A estética dos personagens roça o realismo, especialmente em cutscenes. É fácil ficar de boca aberta a questionar se estamos a ver um videojogo ou um filme. As expressões faciais, os detalhes, os sentimentos estão todos lá e é uma experiência que deve ser absorvida ao seu ritmo.

O motor Decima volta a brilhar, com excelente iluminação, efeitos meteorológicos e um uso subtil, mas eficaz de partículas e neblina. Em termos de som, a banda sonora mantém o tom atmosférico, com faixas melancólicas a marcar os momentos certos — com o regresso de temas de Low Roar e agora também com o trabalho de Woodkid.

Os ambientes não ficam saturados fruto da variedade de ambientes e cenários, bem como surpresas que aparecem pelo caminho como avalanches ou enchentes dos rios que de um momento para o outro, alteram a nossa forma de jogar e abordar uma missão.

Um jogo sobre morte, luto… e esperança?

Tal como o primeiro, esta sequela é profundamente existencial. On the Beach promete mergulhar ainda mais fundo nos temas da morte, do isolamento, do sentido da vida, e da ligação entre seres humanos. Kojima refere frequentemente o conceito de “corda” como símbolo da união — ao contrário do “pau”, que representa conflito.

Aqui, o foco na reconexão é ainda mais premente. Fragile fala em “curar o mundo”, mas para isso será necessário atravessar perdas pessoais e enfrentar verdades desconfortáveis.

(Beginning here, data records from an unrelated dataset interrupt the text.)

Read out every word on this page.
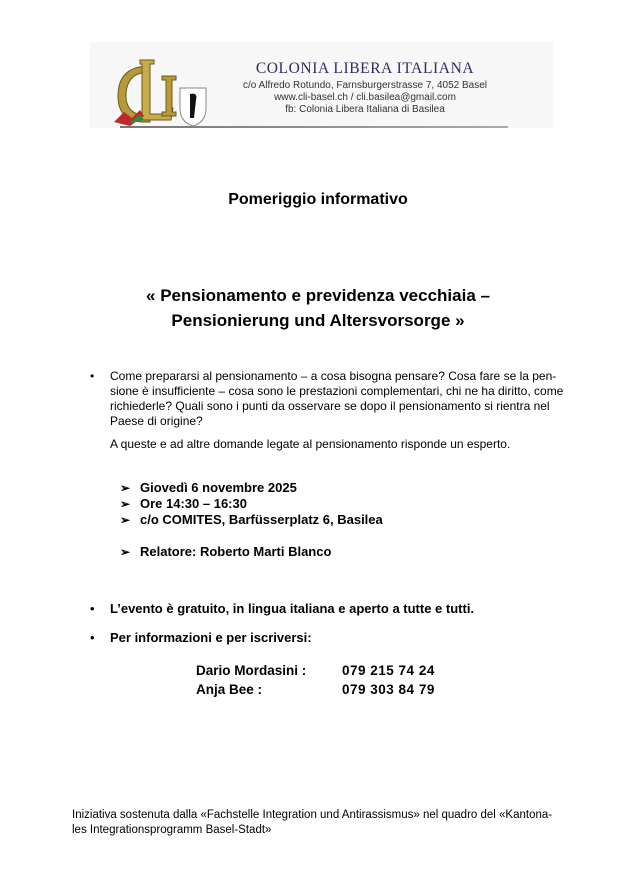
COLONIA LIBERA ITALIANA
c/o Alfredo Rotundo, Farnsburgerstrasse 7, 4052 Basel
www.cli-basel.ch / cli.basilea@gmail.com
fb: Colonia Libera Italiana di Basilea
Pomeriggio informativo
« Pensionamento e previdenza vecchiaia –
Pensionierung und Altersvorsorge »
• Come prepararsi al pensionamento – a cosa bisogna pensare? Cosa fare se la pen-
sione è insufficiente – cosa sono le prestazioni complementari, chi ne ha diritto, come
richiederle? Quali sono i punti da osservare se dopo il pensionamento si rientra nel
Paese di origine?
A queste e ad altre domande legate al pensionamento risponde un esperto.
➢ Giovedì 6 novembre 2025
➢ Ore 14:30 – 16:30
➢ c/o COMITES, Barfüsserplatz 6, Basilea
➢ Relatore: Roberto Marti Blanco
• L’evento è gratuito, in lingua italiana e aperto a tutte e tutti.
• Per informazioni e per iscriversi:
Dario Mordasini :	079 215 74 24
Anja Bee :	079 303 84 79
Iniziativa sostenuta dalla «Fachstelle Integration und Antirassismus» nel quadro del «Kantona-
les Integrationsprogramm Basel-Stadt»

A narrativa, mesmo sem sabermos todos os detalhes, já sugere grandes revelações e momentos de dor emocional.

Tal como o original, Death Stranding 2: On the Beach não será um jogo consensual. A sua estrutura lenta, filosófica e centrada em temas abstratos pode afastar quem procura ação pura e imediata. Mas para quem se deixa envolver, é uma experiência singular — capaz de emocionar, surpreender e provocar reflexão.

Este não é um jogo “para passar o tempo”. É uma obra autoral, que exige paciência e abertura de espírito. Mas a recompensa — tal como a travessia de um território inóspito — está em cada passo dado, em cada ligação construída, em cada momento de silêncio que nos obriga a escutar o mundo.

Em conclusão…

Death Stranding 2: On the Beach promete ser tudo aquilo que se espera de Hideo Kojima: estranho, profundo, original e desafiante. É uma sequela que constrói sobre o legado do primeiro jogo com novas ideias, refinamentos técnicos e uma narrativa que continua a ousar pensar diferente. Pode não ser para todos, mas será certamente inesquecível para muitos.

Death Stranding 2: On the Beach não é para todos — e nunca quis ser. É uma sequela que não se limita a repetir fórmulas, mas sim a expandir o que tornou o original tão marcante. Kojima, mais do que nunca, mostra-se um autor livre, irreverente e capaz de entregar uma experiência que desafia convenções.

É um jogo que exige entrega do jogador. Que recompensa a paciência e a curiosidade. Que abraça o absurdo, mas também a emoção. E que, no final, consegue ser mais do que um videojogo: é uma experiência — estranha, mas bela.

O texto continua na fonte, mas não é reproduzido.